= Stays (nautical) =

Standing rigging supporting a mast

Stays is a nautical term with various meanings: It can refer to the ropes, wires, or rods on sailing vessels that run fore-and-aft along the centerline from the masts to the hull, deck, bowsprit, or to other masts which serve to stabilize the masts.
It can also refer to the action of tacking, or going about; a ship is said to be "in stays" at this time.

==Rigging==
A stay is part of the standing rigging, (as opposed to a sheet (sailing), which is adjustable), and is used to hold a mast upright.

It is a large, strong rope, wire, or rod extending from the upper end of each mast and running down towards the deck of the vessel in a midships front-and-rearward direction.

The shrouds serve a similar function but extend on each side of the mast and provide support in the athwartship direction. The object of both is to prevent the masts from falling down but the stays also prevent springing, when the ship is pitching deep.

Thus stays are fore and aft. Those led aft towards the vessel's stern are backstays while those that lead forward towards the bow are forestays.

==Tacking==

Points of sail: the shaded area shows where the vessel would be "in stays".

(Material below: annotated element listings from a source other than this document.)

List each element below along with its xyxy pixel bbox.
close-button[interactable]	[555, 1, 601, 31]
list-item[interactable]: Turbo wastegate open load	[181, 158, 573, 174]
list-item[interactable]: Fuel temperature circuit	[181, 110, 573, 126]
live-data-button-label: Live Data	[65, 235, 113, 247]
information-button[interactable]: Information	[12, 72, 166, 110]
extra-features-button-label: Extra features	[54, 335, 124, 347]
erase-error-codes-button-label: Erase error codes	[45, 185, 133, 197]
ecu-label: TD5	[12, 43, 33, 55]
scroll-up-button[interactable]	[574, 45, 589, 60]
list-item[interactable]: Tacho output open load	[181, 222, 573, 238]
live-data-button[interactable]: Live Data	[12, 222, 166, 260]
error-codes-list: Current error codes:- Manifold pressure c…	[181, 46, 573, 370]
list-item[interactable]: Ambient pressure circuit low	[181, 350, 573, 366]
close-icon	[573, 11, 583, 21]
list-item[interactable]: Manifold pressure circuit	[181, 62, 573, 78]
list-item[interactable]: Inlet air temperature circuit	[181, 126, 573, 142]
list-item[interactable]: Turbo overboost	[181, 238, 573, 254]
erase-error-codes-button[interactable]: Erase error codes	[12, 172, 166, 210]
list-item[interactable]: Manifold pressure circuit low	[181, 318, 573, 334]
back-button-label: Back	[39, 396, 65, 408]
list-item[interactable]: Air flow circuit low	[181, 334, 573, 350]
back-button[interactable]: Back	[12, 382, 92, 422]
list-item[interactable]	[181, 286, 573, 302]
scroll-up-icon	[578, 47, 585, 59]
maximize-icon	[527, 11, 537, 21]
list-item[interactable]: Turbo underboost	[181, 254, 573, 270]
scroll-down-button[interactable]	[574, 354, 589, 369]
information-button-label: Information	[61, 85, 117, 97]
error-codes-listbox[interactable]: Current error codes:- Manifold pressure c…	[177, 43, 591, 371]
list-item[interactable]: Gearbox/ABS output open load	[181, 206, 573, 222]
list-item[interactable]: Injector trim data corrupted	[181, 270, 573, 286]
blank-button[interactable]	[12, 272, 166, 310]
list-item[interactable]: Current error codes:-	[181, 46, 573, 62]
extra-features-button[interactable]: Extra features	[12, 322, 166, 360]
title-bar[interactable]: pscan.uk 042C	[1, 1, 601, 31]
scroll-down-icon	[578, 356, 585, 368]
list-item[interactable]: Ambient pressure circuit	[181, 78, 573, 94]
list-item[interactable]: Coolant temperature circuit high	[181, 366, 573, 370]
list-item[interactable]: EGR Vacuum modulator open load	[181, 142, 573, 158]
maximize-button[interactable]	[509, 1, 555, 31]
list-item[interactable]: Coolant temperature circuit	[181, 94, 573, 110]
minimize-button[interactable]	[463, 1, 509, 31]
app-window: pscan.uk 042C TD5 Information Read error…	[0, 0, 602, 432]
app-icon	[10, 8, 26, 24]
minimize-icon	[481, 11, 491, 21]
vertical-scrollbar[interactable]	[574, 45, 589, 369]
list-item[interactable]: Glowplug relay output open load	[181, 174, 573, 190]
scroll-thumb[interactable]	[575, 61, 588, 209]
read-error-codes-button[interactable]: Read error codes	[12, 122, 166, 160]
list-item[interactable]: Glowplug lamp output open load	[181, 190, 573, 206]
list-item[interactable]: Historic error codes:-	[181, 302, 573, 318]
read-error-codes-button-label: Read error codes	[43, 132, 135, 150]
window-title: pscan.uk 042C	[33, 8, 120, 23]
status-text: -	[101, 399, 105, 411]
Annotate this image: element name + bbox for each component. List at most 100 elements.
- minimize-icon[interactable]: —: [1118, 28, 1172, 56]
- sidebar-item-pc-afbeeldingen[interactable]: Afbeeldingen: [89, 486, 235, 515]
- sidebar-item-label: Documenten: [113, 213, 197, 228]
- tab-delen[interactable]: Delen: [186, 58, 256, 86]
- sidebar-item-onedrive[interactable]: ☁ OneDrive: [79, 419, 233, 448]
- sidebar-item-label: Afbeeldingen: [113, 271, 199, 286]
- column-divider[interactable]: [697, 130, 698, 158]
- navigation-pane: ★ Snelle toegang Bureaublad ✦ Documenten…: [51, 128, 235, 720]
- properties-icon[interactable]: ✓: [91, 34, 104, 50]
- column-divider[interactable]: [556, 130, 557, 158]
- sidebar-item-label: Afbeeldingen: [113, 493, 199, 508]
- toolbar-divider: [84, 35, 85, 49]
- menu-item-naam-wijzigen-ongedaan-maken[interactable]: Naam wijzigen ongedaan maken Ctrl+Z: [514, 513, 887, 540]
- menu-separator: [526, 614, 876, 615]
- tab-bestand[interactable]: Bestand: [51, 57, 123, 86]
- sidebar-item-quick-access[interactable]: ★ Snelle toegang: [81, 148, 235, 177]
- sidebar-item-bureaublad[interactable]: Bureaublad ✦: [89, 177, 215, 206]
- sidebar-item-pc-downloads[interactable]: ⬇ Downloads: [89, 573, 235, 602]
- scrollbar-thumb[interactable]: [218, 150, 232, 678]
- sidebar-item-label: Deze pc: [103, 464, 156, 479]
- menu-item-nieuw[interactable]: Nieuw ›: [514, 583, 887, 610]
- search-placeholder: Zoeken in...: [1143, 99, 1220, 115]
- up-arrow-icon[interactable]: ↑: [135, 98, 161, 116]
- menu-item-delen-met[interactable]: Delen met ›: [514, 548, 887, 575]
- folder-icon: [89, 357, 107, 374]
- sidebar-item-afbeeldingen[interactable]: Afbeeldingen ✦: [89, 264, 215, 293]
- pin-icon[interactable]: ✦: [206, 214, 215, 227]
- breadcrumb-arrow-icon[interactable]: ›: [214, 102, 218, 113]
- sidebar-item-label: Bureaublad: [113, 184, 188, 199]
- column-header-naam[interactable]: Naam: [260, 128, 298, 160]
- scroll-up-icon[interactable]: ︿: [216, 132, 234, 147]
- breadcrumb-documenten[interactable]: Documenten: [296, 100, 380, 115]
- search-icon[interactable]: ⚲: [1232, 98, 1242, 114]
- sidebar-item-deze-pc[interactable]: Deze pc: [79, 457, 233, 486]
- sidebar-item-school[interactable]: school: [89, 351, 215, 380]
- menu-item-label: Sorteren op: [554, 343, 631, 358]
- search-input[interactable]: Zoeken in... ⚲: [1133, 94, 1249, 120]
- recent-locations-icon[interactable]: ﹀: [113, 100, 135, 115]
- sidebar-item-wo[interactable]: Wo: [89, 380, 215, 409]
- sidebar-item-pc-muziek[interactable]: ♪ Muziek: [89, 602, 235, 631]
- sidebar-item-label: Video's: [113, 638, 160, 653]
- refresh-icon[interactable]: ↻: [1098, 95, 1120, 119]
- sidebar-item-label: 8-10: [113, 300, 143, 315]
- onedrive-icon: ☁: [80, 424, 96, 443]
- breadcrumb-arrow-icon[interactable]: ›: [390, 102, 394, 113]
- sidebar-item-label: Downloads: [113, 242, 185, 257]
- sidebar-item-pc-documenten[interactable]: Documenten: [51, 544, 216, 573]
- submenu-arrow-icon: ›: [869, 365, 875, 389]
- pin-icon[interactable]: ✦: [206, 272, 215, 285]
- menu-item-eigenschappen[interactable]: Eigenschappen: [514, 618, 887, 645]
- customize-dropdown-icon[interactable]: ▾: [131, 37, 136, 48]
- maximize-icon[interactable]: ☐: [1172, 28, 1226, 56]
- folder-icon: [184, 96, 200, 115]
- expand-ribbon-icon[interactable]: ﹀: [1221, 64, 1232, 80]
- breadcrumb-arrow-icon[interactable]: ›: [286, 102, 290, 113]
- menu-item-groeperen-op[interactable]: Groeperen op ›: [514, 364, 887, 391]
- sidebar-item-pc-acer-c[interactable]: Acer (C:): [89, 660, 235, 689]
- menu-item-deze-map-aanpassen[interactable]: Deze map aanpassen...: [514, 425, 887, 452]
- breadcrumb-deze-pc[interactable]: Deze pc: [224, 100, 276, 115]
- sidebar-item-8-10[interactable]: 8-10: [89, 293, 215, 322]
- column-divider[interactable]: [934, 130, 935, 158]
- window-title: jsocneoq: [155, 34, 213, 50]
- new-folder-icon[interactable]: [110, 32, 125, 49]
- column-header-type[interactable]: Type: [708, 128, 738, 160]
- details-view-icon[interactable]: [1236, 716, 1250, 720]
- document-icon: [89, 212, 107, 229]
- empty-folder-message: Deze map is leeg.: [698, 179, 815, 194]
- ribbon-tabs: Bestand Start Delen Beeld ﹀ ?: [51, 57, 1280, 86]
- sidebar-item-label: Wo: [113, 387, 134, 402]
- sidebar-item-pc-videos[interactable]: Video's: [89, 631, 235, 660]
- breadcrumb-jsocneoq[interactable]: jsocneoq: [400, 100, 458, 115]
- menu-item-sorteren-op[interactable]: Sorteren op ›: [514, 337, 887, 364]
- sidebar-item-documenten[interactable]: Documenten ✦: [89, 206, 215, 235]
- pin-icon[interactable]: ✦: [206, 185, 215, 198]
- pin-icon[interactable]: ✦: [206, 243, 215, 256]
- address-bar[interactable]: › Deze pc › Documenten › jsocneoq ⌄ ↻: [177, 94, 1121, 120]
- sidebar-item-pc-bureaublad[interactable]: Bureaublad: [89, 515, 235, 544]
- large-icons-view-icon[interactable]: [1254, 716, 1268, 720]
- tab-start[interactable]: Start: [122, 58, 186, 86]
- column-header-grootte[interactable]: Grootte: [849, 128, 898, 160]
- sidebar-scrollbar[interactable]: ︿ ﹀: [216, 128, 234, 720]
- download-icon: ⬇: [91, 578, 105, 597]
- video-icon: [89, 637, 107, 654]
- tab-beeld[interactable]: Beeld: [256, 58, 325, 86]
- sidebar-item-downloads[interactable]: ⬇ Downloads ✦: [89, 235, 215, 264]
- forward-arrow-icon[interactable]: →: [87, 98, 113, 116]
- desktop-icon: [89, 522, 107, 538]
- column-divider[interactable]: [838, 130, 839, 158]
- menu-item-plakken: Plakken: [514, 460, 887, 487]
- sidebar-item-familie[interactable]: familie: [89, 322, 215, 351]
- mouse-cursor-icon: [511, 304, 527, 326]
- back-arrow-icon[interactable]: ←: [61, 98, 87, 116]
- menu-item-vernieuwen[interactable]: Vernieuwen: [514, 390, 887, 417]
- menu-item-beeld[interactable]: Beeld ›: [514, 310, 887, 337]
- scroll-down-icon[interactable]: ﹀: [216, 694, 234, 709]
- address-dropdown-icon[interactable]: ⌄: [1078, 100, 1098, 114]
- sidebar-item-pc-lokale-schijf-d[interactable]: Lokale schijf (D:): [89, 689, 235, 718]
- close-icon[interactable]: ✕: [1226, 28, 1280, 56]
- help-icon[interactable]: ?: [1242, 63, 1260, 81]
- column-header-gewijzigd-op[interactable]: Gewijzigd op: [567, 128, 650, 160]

"To stay" is also a verb: to bring the ship's head up to the wind (to point the bow upwind). This is done in order to go about (to tack; tacking is sometimes also called staying the vessel); the bow of the ship turns upwind, then continues turning until the wind comes over the other side. To miss stays is to fail in the attempt to go about; if the vessel fails to go about, she is said to refuse stays. In stays, or hove in stays, is the situation of a vessel when she is staying, or in the act of going about. A vessel in bad trim, or lubberly handled, is sure to be slack or loose in the stays: she may refuse stays fairly often. A suitable vessel well handled can usually be stayed swiftly, without losing noticeable way (without slowing down), and the sails will go over gently and without fuss or overshooting.

== Types of stays ==
- baby or inner-forestay
 runs to a point partway up the mast, secured further aft than, and in addition to the main forestay.
- forestay or headstay
 reaches from the foremast-head towards the bowsprit end.
- mainstay
 extends to the ship's stem. The mizzenstay stretches to a collar on the main-mast, immediately above the quarterdeck.
- fore-topmast stay
 goes to the end of the bowsprit, a little beyond the forestay, on which the fore-topmast staysail runs on hanks.
- main-topmast stay
 attaches to the hounds of the foremast, or comes on deck.
- mizzen-topmast stay
 goes to the hounds of the main-mast.
- top-gallant, royal, or any other masts
 have each a stay, named after their respective masts
- springstay
 is a kind of substitute nearly parallel to the principal stay, and intended to help the principal stay to support its mast
- triatic stay
 is a stay that runs between masts. On a ketch it runs between the main mast and the head of the mizzen mast and is used to stop the upper section of the mizzen mast being pulled backwards. On a steamer, an iron bar between the two knees secures the paddle-beams. (See funnel stays).